Search Engine Spiders
October 28th, 2008 by J.K.
Also known as Webcrawlers or Web Robots a search engine spider is basically a program used by a search engine to scour the web, find sites, read and record the information that is on the pages of that site. A spider can read the text on a page, follow links, read meta tags and other code that is on the site and then send all of this information back to the search engine database which crunches it, indexes it and adds it to the search engine’s results.
While this might be an over-simplified version of how things works, it remains true that the spider is very important to the webmaster so webmasters want to make sure that their sites are “spider friendly.” The easier it is for the spider to crawl your site the more information it can send back to the database. Here are a few things to keep in mind to help make your sites as spider friendly as possible.
- Spiders can’t click. They can read, but they can’t click. If you are using fancy JavaScript buttons or Flash menus the spider will not be able to follow any links to pages that those menus/buttons provide. This could leave entire sections of your website un-crawled. If you use these types of menus/buttons it is best to also offer a text version on the page so the spider has something to follow. There have been recent articles that newer spiders will be able to read these Java and Flash menus and buttons, but it is always better to be safe than sorry and good old text is still safe.
- Site depth can cause problems for spiders. Many SEO’s say that the perfect depth of a site is three levels. For example: Splash Page — Main Page—Content Page.
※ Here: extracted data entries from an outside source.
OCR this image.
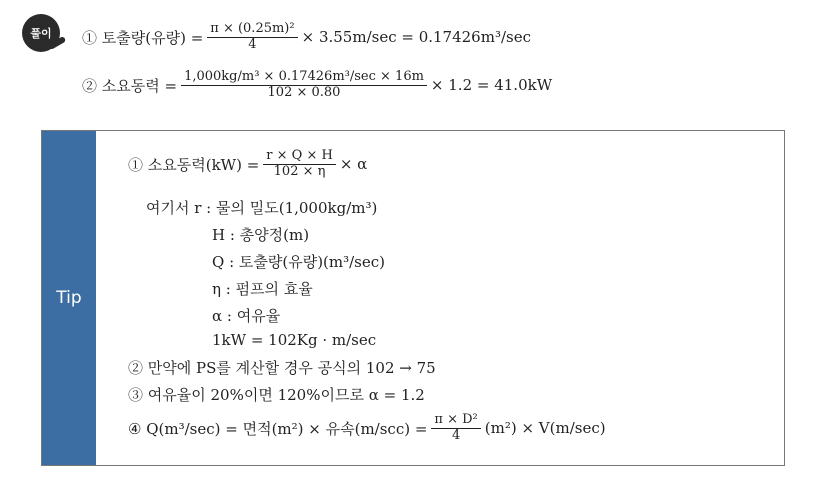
풀이 ① 토출량(유량) = $\frac{\text{π × (0.25m)²}}{4} \times 3.55m/\sec = 0.17426m^3/\sec$
② 소요동력 = $\frac{\text{1,000kg/m³ × 0.17426m³/sec × 16m}}{102 \times 0.80} \times 1.2 = 41.0kW$
Tip
① 소요동력$(kW) = \frac{r \times Q \times H}{102 \times \eta} \times \alpha$
여기서 r : 물의 밀도(1,000kg/m³)
H : 총양정(m)
Q : 토출량(유량)(m³/sec)
η : 펌프의 효율
α : 여유율
1kW = 102Kg · m/sec
② 만약에 PS를 계산할 경우 공식의 102 → 75
③ 여유율이 20%이면 120%이므로 α = 1.2
④ Q(m³/sec) = 면적(m²) × 유속$(m/scc) = \frac{\text{π × D²}}{4} (m^2) \times V(m/\sec)$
When you start getting deeper than that the spider could find itself getting lost and missing pages.
- Spiders can use direction. You can control spiders by using a robots.txt file on you site which can tell them what to crawl and not to crawl. You can also use internal links within your site to control them. If you link to and from your pages the spider will be more likely to find and crawl them all.
Keeping these few basic things in mind can help search engine spiders fully crawl you page and return to the search engine plenty of good data about your site. The last thing you want to do is spend a ton of time optimizing a site then have it be unfriendly to the web spider and much of it never get indexed.
|